Le sous-développement de Bergeronnes





Le Devoir, 2-3 mars 1973 



Les Bergeronnes n'ont pas échappé à ce développement agro-forestier qui mettait en compétition les deux secteurs. Longtemps, on a cru a la complémentarité des deux modèles de développement. En fait,  forêt et agriculture étaient en concurrence. La forêt permettait de gagner des sous afin d'avoir accès aux marchandises que la terre ne pouvait fournir. Ainsi, le cultivateur devait se placer en dette avec le marchand local et ne pouvait rembourser que s'il se consacrait à la forêt pendant un temps de l'année.

L'absence de marché pour les produits agricoles augmentait cette dépendance. le développement réel de l'agriculture était subordonné à la diversification de l'économie. Au Saguenay, ce fut l'apparition des papetières et de l'aluminerie (1926) qui créèrent un marché propice aux produits de la terre.

"Les effets "dynamisants" du nouveau secteur industriel atteignirent le secteur agricole de deux manières: d'abord en offrant pour la première fois en dehors de l'agriculture un exutoire régional aux excédents de la population rurale, deuxièmement en suscitant des changements dans les techniques et les pratiques pour adapter l'agriculture aux exigences nouvelles d'un marché régional de consommation qui tendait à s'affirmer."

UNE PAROISSE DE COLONISATION AU XIXe SIECLE  par Normand Séguin , Université d'Ottawa, 1975

Le modèle agricole de Bergeronnes ne changera guère avant 1950, moment où les terres sont désertées par les enfants qui préfèrent se tourner vers  l'industrie forestière qui en se spécialisant offre des possibilités de gagner sa vie en exerçant des métiers liés à la mécanique, à la conduite d'engin de chantier et à la construction. 

L'Anglo Canadian Pulp à Forestville (1939) sera à cet égard, après la Consolidated-Bathurst à Sainte-Anne de Portneuf, un débouché très attractif.
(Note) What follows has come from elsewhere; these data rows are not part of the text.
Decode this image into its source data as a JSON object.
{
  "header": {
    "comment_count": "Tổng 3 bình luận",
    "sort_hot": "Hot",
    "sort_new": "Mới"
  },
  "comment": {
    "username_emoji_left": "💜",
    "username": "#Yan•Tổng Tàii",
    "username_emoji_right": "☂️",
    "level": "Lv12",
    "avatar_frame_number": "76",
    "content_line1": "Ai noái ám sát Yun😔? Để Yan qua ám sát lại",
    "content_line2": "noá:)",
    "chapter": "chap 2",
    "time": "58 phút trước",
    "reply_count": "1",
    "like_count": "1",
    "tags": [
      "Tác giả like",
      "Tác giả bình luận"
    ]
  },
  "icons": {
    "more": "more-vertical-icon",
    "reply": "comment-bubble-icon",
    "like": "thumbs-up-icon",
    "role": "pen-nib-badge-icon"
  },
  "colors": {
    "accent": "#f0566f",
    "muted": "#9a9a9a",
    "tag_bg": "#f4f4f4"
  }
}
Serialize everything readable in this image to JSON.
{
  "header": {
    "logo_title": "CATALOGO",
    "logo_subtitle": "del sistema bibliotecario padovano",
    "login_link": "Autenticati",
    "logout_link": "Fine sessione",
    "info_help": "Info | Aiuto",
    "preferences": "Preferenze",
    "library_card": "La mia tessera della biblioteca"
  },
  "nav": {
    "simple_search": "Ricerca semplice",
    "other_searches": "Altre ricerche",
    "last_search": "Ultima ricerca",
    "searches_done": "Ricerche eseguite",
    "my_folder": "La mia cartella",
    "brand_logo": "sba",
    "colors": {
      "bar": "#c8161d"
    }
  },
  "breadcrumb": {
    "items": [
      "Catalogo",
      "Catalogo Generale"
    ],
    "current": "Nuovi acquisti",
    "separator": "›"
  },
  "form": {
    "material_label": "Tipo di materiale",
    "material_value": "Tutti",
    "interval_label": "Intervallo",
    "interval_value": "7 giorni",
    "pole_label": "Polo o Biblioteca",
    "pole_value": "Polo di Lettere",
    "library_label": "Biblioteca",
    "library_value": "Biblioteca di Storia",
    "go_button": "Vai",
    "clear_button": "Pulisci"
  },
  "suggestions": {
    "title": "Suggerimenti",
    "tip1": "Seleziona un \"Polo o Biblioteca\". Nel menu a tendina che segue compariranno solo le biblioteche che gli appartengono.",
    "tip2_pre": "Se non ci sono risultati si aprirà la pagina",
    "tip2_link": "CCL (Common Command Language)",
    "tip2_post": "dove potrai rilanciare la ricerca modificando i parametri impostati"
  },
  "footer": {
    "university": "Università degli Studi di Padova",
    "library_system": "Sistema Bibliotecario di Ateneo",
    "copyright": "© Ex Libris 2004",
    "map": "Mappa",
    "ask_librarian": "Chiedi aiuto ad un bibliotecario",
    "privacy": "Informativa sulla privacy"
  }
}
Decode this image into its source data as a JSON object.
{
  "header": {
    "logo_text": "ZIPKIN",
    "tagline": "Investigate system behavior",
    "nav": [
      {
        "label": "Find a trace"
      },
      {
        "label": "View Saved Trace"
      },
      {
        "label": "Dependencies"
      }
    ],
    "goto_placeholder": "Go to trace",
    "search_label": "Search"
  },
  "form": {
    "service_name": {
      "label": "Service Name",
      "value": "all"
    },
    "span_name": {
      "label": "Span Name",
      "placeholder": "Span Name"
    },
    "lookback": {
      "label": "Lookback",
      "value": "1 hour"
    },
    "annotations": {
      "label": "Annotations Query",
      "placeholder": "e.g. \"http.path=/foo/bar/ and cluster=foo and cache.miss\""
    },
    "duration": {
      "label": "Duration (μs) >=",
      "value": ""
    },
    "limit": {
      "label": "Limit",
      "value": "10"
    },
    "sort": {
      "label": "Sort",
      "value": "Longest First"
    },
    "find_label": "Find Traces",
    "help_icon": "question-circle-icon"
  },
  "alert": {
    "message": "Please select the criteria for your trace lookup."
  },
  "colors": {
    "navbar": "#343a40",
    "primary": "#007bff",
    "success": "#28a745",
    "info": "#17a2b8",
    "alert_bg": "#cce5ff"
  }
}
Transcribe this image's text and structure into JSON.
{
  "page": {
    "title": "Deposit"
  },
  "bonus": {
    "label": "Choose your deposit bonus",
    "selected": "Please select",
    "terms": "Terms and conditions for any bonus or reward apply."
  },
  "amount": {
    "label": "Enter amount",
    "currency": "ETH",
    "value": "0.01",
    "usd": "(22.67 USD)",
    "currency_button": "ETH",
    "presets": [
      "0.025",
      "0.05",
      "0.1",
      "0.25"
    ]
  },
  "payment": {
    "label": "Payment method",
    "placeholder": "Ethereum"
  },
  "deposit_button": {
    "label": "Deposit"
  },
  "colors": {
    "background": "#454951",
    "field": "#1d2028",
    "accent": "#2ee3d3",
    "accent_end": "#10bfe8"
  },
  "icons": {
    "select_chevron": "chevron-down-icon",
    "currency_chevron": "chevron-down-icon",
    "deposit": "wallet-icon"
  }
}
Les terres se vendent et  ces nouveaux propriétaires ont de plus grandes terres à exploiter et se tournent majoritairement vers l'élevage de bovins. Notons toutefois, que la foresterie occupant une place importante dans l'économie de Les Escoumins jusqu'en 1930, les agriculteurs du rang Saint-Joseph trouvèrent pendant un temps, un marché favorable pour leurs produits. Rien de comparable au phénomène saguenéen qui était supporté par une forte industrialisation.   


Dépendance économique

La dépendance économique des Bergeronnais se joue sur trois paliers : les marchands qui constituent la petite bourgeoisie locale, sont dépendant des fournisseurs de Québec, lesquels leur avancent des marchandises et jouent le rôle de "banquier". Et bien entendu, les cultivateurs-bûcherons et les journaliers dépendent des marchands locaux. L'absence de crédit institutionnel local est un terrible problème: de nombreuses faillites commerciales en témoignent . Il n'est pas rare non plus  de voir des propriétés passées aux mains  des mieux nantis, et le marché  pour revendre  les biens saisis localement étant limité, on peut même voir des terres être louées à leurs anciens propriétaires.

Selon Normand Séguin, "la petite bougeoisie rurale traditionnelle -petits marchands, et membres des professions libérales, -et le clergé catholique trouvaient leur intérêt dans l'expansion physique du système agro-forestier."  

En ce qui concerne le clergé, il est assez évident que cette économie de subsistance était de nature à favoriser les tendances conservatrices de l'Église. Même si les prêtres se révèlent  être des courroies de transmissions importantes auprès de l'élite politique  pour l'élaboration de projets , il ne faut pas oublier que leur domination est soutenue par un  mode de vie qui soustrait souvent la population canadienne-française des lieux de décision et d'éducation. Maurice Sirois, le frère de ma mère exprimait ce désavantage de l'éducation des écoles menées par le clergé : " J'ai appris par coeur le catéchisme et je ne connaissais rien à l'économie. Le contraire aurait été plus utile." C'est donc en apprenant sur le tas  qu'il deviendra un homme d'affaires prospère. En 1920 , ce modèle traditionnel entretenu par  le haut clergé et encouragé par la bourgeoisie  durait depuis des siècles !  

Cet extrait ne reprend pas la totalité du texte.